ARGUMENTS ADVANCED BY THE PETITIONER

  • The respondents implemented a well-planned scheme to evade the Foreign Award they had to pay the petitioner company. They did this by diluting their shares and thus impeding the execution of the Award.
  • Though the submissions before the Court show that there were various properties such as charge on immovable properties, personal undertakings, and other securities pledged as security before the noticee bank, only the shares held by FHL and FHHPL were proceeded against.
  • The dilution of controlling interest in FHL is doubtful and questionable. Acquisition of the same by respondent companies, IHH and NTK shows that the controlling interest now comes under RHC, which does not have authority for the same, except a trust established.
  • The Court was requested to appoint Forensic Auditors to find the truth behind actions of the respondents.
  • In the submissions Daiichi company made in response to the Court enquiry on the roles of judgement debtors, in the previous contempt judgement passed by this Court, the company had explained how these companies, namely MMS and SMS misled the court. These companies in their affidavit had provided with wrong information regarding actions of the noticee banks. They were also accused of misrepresentations of unencumbered shares and so on. The banks were also said to have had committed contemptuous acts hand in hand with the judgement debtors. On the Court order seeking explanations as to these submissions, few banks had replied. By categorising the banks and proposing certain relief with respect to wrongful pledges made by these banks, the petitioner requested for Forensic Auditors be appointed to look into the matter.
  • In a special plea raised, the petitioner also submitted that respondent companies had committed tort of conspiracy and theory of attribution. That is, they had already planned a scheme to evade the Arbitral Award and that the Singh brothers were to be held responsible for the acts committed by companies managed and controlled by them.
  • Submissions were also made by Daiichi company, in response to the written submissions of respondents explaining how all submissions made by them were bona fide.
  • The petitioner also requested the court to make further directions using its contempt jurisdiction as the sanctity and validity of undertakings submitted before this Court and the Delhi High Court were at stake.

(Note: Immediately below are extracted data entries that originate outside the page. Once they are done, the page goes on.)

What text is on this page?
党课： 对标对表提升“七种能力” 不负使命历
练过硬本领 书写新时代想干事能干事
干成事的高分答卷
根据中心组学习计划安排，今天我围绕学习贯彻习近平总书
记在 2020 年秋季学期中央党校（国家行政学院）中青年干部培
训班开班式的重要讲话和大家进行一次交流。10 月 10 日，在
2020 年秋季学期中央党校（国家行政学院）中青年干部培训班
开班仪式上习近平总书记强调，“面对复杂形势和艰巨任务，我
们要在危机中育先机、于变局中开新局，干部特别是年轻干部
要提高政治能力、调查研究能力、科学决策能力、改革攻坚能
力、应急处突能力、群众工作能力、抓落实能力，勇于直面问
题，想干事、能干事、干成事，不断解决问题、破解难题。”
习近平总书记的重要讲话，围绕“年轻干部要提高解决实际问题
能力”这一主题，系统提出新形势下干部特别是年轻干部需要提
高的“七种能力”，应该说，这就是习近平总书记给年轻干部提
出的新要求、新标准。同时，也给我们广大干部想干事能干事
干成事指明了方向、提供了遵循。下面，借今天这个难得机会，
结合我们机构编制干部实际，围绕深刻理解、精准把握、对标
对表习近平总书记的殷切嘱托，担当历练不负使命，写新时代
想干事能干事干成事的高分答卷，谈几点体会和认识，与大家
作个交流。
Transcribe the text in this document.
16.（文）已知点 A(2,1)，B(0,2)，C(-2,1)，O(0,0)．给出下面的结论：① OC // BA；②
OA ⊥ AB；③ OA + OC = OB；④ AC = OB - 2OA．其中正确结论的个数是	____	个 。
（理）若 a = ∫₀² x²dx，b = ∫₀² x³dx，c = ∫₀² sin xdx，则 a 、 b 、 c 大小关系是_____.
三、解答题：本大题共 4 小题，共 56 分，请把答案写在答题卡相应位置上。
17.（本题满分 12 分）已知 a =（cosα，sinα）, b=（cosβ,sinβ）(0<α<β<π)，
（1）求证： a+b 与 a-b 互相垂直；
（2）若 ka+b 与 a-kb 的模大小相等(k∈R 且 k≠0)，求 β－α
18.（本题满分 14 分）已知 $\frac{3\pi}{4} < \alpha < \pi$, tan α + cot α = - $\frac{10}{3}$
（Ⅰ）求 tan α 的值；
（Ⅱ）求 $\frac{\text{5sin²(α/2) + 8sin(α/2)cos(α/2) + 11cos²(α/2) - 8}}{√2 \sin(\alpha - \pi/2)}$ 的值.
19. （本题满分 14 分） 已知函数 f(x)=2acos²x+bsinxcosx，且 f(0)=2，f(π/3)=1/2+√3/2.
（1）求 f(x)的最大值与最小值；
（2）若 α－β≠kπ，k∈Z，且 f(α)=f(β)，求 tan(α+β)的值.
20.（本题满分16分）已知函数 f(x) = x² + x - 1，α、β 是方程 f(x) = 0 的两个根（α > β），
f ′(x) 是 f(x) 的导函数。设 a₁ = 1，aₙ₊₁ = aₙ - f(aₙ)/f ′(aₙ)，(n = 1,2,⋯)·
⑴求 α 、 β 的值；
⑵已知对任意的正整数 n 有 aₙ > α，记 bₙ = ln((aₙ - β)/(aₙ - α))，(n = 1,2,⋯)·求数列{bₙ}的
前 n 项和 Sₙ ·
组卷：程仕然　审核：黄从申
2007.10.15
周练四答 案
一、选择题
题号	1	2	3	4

ARGUMENTS ADVANCED BY THE RESPONDENT

  • On behalf of Malvinder Mohan Singh, it was submitted that the transactions in question were entered into in the normal course of business and that there was no attempt on part of the contemnors to put the assets beyond the reach and control of Daiichi. All actions of the banks and financial institutions were pursuant to the transactions they had entered into even before the assurances/undertakings were submitted at the High Court and this Court.
  • In an attempt to purge himself of contempt, it was also submitted by him that certain properties held by his relations and companies under the control of his group could still be proceeded against. The details of such properties were given in written submissions.
  • Shivendra Mohan Singh submitted that he was not involved in the management of the company and also in negotiations or talks in respect of any of the transactions entered into, which were under question. It was his brother Malvinder Singh, who was responsible for all said transactions.
  • According to the records, a bulk of the shareholding held by FHHPL in FHL was pledged with YES Bank Ltd. (YBL) and Axis Bank Ltd (ABL). In several submissions it was advanced that these transactions were entered into well before the assurances were submitted before the Court. It was also submitted that all allegations of YBL acting alongwith the judgement debtors in order to infringe the rights of the petitioner were not true as there were several recovery proceedings of YBL pending against the debtors. Similar submissions were also made on behalf of ABL.
  • The allegationsagainst IHH/NTK were denied as the transfer of shares under questions were a subscription of fresh shares. The purpose of such a transfer was also clarified through several submissions. Written submissions regarding these events were set out. Thus the allegations that the submissions were not bona fide were also denied.

JUDGEMENT ANALYSIS

  • On being given a chance to purge themselves out of contempt, as the respondents have failed to satisfy the amount awarded in favour of Daiichi company, it was held that they were to be held for contempt.
  • In view of the enormity of their actions, the maximum sentence of six months imprisonment was awarded to them. A fine of Rs. 5000 was also imposed. In case of failure to pay this amount, they shall undergo two months more of imprisonment.
  • Regarding the role of notice banks, the Court was unable to come to a conclusion as to whether there were any antecedents that enabled them to keep attaching shares and keep on converting them from encumbered to unencumbered shares. This demanded further analysis on documents and accounts to ascertain the necessity of the shares being sold.
  • As the notice banks were not parties in the initial court proceedings and they have defended that all actions carried out by them were of commercial nature, actions empowered by the contempt jurisdiction of this Court cannot be taken. However, the appointment of Forensic Auditors as suggested by the petitioners could be undertaken. It would help the Court to arrive at an appropriate conclusion. Therefore, no actions were to be taken against the notice banks as of now, however the executing court or any other competent authority shall undertake a forensic audit. A direction in this manner was issued to the High Court.
  • The amount of around Rs. 1793 crores deposited by the respondents in the registry shall be moved to the High Court along with any interest accrued on it. Alongwith this, certain shares lying with the banks, all properties offered by Malvinder Singh and Shivinder Singh in order to purge themselves of contempt, shall also be transmitted to the High Court.

CONCLUSION

Thus, the petition was disposed of. The case pending before the High Court shall duly be decided upon. The issue of Arbitral Award shall also be decided upon by the High Court and it shall be open to passing such orders and directions the Court thinks necessary. All pending proceedings before the concerned courts, including the First Information Reports and proceedings before NCLT shall be taken to logical conclusion in accordance with law. The Registry shall send copies of all volumes, submissions and pleadings filed by the parties in the instant matters to the executing court for facility and record.